Knee Replacement: Putting It All TogetherWednesday, April 18, 2012 - 16:49
Here is a summary of the important facts and information related to knee replacement:
- Total knee replacement (TKR) is a surgical procedure in which a painful damaged knee joint is replaced by an artificial joint.
- Osteoarthritis resulting from "wear and tear" of the knee is the most common reason individuals need to undergo knee replacement surgery.
- The decision to have a knee replacement is based on whether the painful destroyed knee is significantly affecting a persons day to day living.
- The general goal of total knee replacement is designed to provide painless and unlimited standing, sitting, walking, and other normal activities of daily living
- Improved surgical tools and procedures have led to artificial joint replacement for arthritis of the hip and knee as two of the most successful surgeries of the last century.

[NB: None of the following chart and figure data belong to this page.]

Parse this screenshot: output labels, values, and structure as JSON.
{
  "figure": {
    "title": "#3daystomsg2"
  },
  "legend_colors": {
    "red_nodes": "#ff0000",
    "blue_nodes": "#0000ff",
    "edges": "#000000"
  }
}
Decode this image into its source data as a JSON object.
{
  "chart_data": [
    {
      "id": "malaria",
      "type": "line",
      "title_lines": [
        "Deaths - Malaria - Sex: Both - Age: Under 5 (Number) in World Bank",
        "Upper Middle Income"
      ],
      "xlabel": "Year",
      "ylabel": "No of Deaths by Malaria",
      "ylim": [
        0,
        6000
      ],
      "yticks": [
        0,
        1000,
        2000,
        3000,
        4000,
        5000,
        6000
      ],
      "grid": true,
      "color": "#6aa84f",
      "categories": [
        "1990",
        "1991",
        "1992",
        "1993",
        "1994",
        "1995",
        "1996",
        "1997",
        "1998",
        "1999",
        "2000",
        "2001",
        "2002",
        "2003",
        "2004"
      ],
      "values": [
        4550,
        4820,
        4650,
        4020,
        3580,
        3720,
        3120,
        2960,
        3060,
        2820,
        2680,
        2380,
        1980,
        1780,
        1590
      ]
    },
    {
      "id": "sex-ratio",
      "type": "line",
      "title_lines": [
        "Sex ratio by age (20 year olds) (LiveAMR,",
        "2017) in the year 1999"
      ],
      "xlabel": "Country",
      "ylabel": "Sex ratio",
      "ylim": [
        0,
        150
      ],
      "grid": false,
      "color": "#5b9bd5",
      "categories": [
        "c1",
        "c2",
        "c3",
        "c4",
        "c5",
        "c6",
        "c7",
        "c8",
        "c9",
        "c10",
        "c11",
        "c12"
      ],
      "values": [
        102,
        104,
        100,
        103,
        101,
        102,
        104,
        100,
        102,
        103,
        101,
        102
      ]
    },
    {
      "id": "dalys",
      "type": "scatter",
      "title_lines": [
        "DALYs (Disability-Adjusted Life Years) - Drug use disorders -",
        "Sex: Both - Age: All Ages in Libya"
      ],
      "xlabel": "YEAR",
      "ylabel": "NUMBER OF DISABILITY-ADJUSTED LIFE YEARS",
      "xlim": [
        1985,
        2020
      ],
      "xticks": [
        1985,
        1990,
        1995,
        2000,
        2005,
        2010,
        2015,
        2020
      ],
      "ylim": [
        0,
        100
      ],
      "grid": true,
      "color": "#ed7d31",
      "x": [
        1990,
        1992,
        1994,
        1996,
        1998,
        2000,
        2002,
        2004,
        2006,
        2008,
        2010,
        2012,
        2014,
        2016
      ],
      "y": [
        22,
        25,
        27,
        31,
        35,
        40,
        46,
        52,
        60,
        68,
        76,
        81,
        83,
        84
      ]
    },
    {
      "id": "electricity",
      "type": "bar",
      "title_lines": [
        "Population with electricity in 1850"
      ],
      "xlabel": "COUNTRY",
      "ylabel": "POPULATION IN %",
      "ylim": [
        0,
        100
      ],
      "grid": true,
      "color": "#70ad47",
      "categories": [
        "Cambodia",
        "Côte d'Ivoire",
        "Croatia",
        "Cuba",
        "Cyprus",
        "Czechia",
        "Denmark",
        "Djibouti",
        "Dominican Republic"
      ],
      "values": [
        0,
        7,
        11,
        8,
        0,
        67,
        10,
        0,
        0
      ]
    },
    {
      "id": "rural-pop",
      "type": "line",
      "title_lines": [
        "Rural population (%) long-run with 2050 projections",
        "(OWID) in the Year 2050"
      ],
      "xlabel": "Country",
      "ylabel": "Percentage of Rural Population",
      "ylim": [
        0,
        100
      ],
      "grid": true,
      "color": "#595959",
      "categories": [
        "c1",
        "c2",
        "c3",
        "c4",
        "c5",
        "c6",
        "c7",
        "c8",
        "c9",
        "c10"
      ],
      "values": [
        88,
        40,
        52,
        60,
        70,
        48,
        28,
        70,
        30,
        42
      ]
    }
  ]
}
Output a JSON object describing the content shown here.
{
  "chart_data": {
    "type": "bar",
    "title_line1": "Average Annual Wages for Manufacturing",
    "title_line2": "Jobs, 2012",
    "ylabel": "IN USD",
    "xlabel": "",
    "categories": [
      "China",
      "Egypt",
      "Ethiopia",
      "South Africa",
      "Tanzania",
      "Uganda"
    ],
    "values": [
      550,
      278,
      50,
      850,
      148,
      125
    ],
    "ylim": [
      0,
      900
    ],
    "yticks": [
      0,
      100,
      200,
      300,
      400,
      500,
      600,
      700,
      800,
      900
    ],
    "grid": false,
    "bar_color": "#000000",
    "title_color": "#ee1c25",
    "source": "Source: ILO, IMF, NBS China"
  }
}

- The choice of surgical procedure and the type of implant depends on the surgeon's preference and the individual patient's requirements.
- The artificial implant is fixed to bone by either a cemented procedure or a non-cemented procedure. This will usually affect whether one can fully weight bear or only toe-touch for the first six weeks following surgery.
- Some of the most common complications following knee replacement are deep venous thrombosis (DVT), infection, stiffness and loosening of the implant.
- Postoperative care begins with a team approach of heath professionals within the hospital which include nurses, physical therapists, respiratory therapists and occupational therapists.
- Once the postoperative total knee patient has progressed to a point where they are no longer homebound from the their surgery, the patient may be a candidate for outpatient physical therapy services.
- With proper care, individuals who have undergone total knee replacement can expect a greater than ninety-five percent chance of success for at least 15 years.